Keywords

1 Introduction

Recently, three-dimension television (3DTV) has been attractive and more applications such as human pose recognition, interactive free-viewpoint video, and 3D games have been put into use, the fundamental problem is the acquisition of the depth information and color information of the same scene. The fully-developed color camera makes the acquisition of the color information easy. However, the high complexity and low robustness of the passive methods, like stereo algorithms, limit the acquisition of the depth image. In recent years, with the advent of the low-cost depth sensors, such as Time-of-Flight (TOF) range sensors [1] and Kinect [2], the active sensor-based methods to gain the depth information become more popular.

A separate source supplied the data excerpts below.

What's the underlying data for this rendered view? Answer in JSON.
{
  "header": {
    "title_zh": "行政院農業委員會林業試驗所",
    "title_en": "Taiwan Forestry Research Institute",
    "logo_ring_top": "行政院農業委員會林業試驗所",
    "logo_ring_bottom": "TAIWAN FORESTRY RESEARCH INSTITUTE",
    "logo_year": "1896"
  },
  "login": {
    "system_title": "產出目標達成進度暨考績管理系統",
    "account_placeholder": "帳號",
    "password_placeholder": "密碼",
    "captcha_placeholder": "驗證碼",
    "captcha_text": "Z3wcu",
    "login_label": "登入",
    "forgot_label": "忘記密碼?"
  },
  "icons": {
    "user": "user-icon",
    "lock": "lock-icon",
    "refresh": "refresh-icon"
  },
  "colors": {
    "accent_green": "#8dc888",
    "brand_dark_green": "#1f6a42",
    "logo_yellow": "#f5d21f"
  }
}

The TOF sensor measures the traveling time for a reflected light beam from the sender to an object to the receivers [1]. The tiny camera can overcome the shortcomings of the traditional passive methods and generate real-time depth map and intensity image. However, the current TOF sensors can only deliver limited spatial resolution depth image with noise and radial distortion. The Swiss Ranger 4000 [3] from company Swissranger, for example, can only produce \( 176 \times 144 \) depth map, which is rather low compared to the color image of conventional color camera, the resolution is usually \( 1280 \times 960 \) or \( 1920 \times 1080 \). Therefore, in order to acquire high-quality depth maps in 3DTV and other applications, the upsampling and distortion correction are necessary, this paper focuses on the upsampling of the depth image.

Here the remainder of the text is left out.